BORNEONEWS, Pangkalan Bun - Lantaran pelaksanaan salat Id 1441 H diwajibkan dilakukan di luar ruangan sebagai standar keamanan pada masa pandemik covid-19, tentunya kendala cuaca juga menjadi faktor penting yahg perlu diperhatikan dalam pelaksanaan salat.

Ketua Majelis Ulama Indonesia (MUI) Kotawaringin Barat (Kobar) Muhammad Chabib, Selasa, 19 Mei 2020 menjelaskan bagaimana bila sekitar pukul 08.30 WIB saat sholat Ied digelar turun hujan.

"Pelaksanaan shokat Ied adalah pada masa dhuha yaitu sekitar pukul 08.00 WIB hingga pukul 11.00 WIB," jelas Chabib.

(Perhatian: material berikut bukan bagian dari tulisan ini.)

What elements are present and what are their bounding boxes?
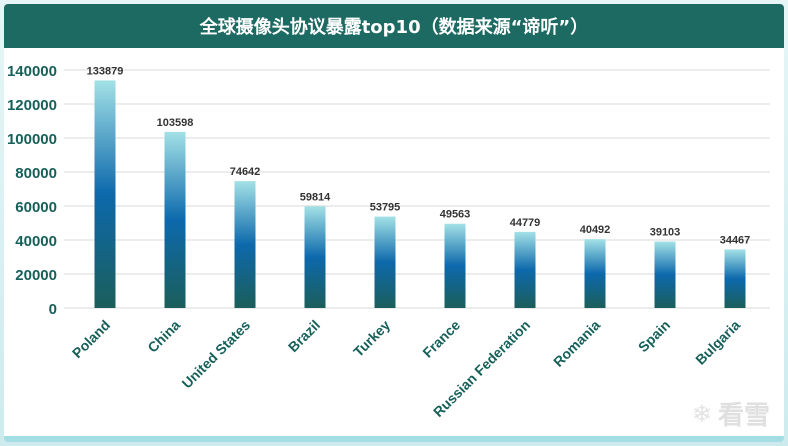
y-tick-label: 60000 (15, 199, 57, 216)
x-tick-label: Turkey (350, 317, 393, 360)
x-tick-label: Spain (635, 317, 673, 355)
data-label: 39103 (650, 227, 681, 239)
x-tick-label: Bulgaria (692, 317, 743, 368)
watermark: ❄ 看雪 (692, 395, 770, 432)
y-tick-label: 20000 (15, 267, 57, 284)
y-tick-label: 140000 (7, 63, 57, 80)
data-label: 133879 (87, 65, 124, 77)
data-label: 74642 (230, 166, 261, 178)
bar (304, 206, 326, 308)
snowflake-icon: ❄ (691, 399, 712, 428)
bar (584, 239, 606, 308)
chart-title: 全球摄像头协议暴露top10（数据来源“谛听”） (4, 4, 784, 48)
y-tick-label: 100000 (7, 131, 57, 148)
y-tick-label: 40000 (15, 233, 57, 250)
bar (164, 131, 186, 308)
data-label: 53795 (370, 202, 401, 214)
chart-frame: 全球摄像头协议暴露top10（数据来源“谛听”） (4, 4, 784, 442)
bar (444, 223, 466, 308)
bars (94, 80, 746, 308)
y-tick-label: 120000 (7, 97, 57, 114)
bar (654, 241, 676, 308)
x-tick-label: Poland (69, 317, 113, 361)
bar (724, 249, 746, 308)
x-tick-label: Brazil (285, 317, 323, 355)
y-tick-label: 80000 (15, 165, 57, 182)
x-tick-label: France (419, 317, 463, 361)
bar (234, 181, 256, 308)
watermark-text: 看雪 (717, 401, 770, 431)
bar (374, 216, 396, 308)
data-label: 40492 (580, 224, 611, 236)
y-tick-label: 0 (49, 301, 57, 318)
data-label: 44779 (510, 217, 541, 229)
data-label: 49563 (440, 209, 471, 221)
x-tick-label: United States (179, 317, 254, 392)
bottom-accent-bar (4, 436, 784, 442)
y-axis: 0 20000 40000 60000 80000 100000 120000 140000 (7, 63, 57, 318)
data-label: 59814 (300, 191, 331, 203)
data-label: 103598 (157, 117, 194, 129)
x-tick-label: China (144, 317, 183, 356)
data-labels: 133879 103598 74642 59814 53795 49563 44779 404… (87, 65, 751, 246)
x-tick-label: Romania (550, 317, 603, 370)
data-label: 34467 (720, 234, 751, 246)
bar (514, 231, 536, 308)
bar (94, 80, 116, 308)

Sehingga, lanjut Chabib, bila hujan turun pada pagi hari, diharapkan agar menunggu hujan berhenti dulu dan tidak melaksanakan sholat Ied dalam ruangan," jelas Chabib.

Kemudian, menurut Chabib, lantaran situasi dan kondisi pandemik covid-19 saat ini, jamaah sholat Ied diminta untuk merenggangkan shaf antar individu sebagai upaya social distancing.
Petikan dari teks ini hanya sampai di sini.